RES yapımının verdiği ve vereceği zararlara ilişkin Karaburun Yarımadası Ortak Yaşam Platformu Sözcüsü Cevat Ilgaz ANF'ye değerlendirme yaptı.
'KARABURUN'DA YAŞAM ALANI KALMAYACAK'
Ilgaz, Karaburun ilçesinin 432 kilometrekarelik bir yüzölçümüne sahip olduğuna dikkat çekerek, ilçenin büyük bir bölümünün zeytincilik ve nesli tükenmek üzere olan kıl keçileriyle hayvancılık yaparak yaşamını idame ettirdiğini söyledi. Böylesi bir yarımadanın 264 kilometre karesinin RES ile donatılmak istendiğini ifade eden Ilgaz, alanın içerisine 1200 adet RES'lerin dikileceği ve bu RES'lerin her birinin pervane boyunun 86 m olduğunun altını çizdi.
'KÖYLÜLER ZORUNLU GÖÇE UĞRUYOR'
RES'lerin köy yerleşim alanlarının içine ve hatta köyde bulunan mezarlıkların içerisine dahi dikilmesinin planlandığını belirten Ilgaz, "Lodos Enerji Şirketi, Yayla köyümüzü tel örgülerle çevirip, tarlasına giden köylülere kimlik sorma gibi pervasızca bir şekilde baskı kurarak, köylülerin köyünü terk etmesini istemektedir.
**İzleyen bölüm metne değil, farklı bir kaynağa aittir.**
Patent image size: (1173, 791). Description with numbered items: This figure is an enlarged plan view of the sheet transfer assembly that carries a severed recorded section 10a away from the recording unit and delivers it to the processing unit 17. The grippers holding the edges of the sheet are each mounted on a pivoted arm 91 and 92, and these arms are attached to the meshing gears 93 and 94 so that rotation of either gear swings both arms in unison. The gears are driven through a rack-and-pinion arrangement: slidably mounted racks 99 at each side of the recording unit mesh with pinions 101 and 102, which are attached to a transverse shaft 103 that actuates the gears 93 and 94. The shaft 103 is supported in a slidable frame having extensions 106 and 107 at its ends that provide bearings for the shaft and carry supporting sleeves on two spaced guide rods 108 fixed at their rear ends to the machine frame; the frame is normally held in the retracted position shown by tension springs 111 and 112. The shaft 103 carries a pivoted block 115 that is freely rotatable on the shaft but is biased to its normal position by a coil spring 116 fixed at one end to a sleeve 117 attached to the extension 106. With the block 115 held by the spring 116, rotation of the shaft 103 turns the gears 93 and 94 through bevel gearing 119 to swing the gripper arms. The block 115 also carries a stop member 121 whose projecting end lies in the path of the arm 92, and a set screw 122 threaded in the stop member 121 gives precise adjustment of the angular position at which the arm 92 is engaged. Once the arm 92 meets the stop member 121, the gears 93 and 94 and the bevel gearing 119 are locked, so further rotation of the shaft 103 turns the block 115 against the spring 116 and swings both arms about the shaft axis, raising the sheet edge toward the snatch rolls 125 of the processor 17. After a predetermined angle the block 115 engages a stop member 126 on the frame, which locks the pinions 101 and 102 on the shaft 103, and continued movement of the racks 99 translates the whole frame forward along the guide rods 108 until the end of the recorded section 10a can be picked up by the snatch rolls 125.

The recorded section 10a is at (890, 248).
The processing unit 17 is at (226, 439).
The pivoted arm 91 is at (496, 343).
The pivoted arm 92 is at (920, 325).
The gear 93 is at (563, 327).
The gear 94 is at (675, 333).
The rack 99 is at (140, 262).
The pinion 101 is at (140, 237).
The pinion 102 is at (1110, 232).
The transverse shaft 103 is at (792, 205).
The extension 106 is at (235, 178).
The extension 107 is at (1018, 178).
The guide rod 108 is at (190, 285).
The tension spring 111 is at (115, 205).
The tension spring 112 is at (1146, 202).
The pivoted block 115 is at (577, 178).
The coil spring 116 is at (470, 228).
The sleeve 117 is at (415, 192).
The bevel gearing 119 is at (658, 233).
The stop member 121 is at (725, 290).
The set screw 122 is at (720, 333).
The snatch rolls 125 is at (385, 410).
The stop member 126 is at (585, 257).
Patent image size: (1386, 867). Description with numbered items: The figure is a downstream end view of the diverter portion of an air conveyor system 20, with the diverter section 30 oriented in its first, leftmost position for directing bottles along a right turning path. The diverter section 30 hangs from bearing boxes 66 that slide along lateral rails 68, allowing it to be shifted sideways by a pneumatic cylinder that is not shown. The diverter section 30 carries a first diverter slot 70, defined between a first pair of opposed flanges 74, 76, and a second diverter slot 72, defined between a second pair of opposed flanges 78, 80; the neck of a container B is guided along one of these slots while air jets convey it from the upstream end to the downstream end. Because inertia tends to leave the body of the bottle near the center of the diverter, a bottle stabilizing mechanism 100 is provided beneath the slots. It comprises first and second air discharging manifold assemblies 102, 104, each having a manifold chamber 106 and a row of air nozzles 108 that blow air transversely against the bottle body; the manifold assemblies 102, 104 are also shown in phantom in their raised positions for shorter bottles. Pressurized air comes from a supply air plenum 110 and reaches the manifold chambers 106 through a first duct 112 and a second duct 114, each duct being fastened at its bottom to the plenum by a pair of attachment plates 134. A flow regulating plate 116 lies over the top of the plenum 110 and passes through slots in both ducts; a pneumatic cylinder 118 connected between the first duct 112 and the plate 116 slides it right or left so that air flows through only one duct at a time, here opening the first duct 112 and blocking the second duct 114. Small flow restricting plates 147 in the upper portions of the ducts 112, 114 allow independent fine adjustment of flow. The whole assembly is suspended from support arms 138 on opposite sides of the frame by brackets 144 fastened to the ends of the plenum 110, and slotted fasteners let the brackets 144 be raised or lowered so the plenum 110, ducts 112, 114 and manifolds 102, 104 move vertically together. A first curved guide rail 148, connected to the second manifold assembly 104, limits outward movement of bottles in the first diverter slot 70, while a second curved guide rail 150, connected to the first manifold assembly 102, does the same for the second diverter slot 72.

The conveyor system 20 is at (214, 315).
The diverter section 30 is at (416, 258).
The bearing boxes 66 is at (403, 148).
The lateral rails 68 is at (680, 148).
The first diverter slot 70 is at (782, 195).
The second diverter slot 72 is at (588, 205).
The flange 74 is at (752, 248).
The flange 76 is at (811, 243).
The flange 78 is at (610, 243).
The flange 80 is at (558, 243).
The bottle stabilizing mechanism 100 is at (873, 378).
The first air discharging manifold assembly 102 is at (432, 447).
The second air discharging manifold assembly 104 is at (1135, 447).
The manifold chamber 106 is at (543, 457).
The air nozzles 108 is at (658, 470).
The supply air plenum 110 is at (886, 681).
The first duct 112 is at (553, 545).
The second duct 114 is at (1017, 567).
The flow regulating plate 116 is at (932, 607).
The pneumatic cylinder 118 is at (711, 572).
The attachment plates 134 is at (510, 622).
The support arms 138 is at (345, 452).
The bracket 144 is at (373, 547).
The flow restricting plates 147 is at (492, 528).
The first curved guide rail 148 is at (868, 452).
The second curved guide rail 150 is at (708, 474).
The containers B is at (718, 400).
Yani zorunlu göçe zorlamaktadır. Bu bugün Yayla köyümüzün yasadığı gerçektir. Şimdi ise Haseki, Tepeboz, Kösedere, İnecik ve Eğlenhoca köylerimizin de yaşayacağı bir gerçek olacaktır" dedi.
'RES'LER KENDİNE ÖZGÜ HASTALIKLARA YOL AÇIYOR'
Karaburun yarımadasında RES'ler yapılırken doğanın ve tarım alanlarının yok edildiğini dile getiren Ilgaz, üzerinde RES yapılan toprağın altında 2 metre derinliğinde ve 5 metre eninde birbirine bağlantılı olarak, yeraltına döşenen yüksek gerilim hattı kablolarının, eko sistem içerisinde bulunan bütün canlıların yaşamını yok ettiğini aktardı. Karaburun'a gelişiyle birlikte RES'lerin doğa ve insan hayatında yarattığı olumsuzlukları araştırdıklarını belirten Ilgaz, 'yerleşim alanlarına kurulan tribünlerin çalışmasıyla birlikte bu alanda bulunan canlı-cansız her şeyin zarar göreceğini ve ölümlere yol açılan birçok hastalığa neden olunacağını' vurguladı.
Ilgaz, Amerika'da araştırma yapan Dr. Nina Pienport'un, yerleşim alanlarında kurulan tribünlerin insanlarda 'Rüzgâr Tribün Hastalığı (Wind Tribune Sendrom)' adında bir hastalığa yol açtığını tespit ettiğini de aktardı.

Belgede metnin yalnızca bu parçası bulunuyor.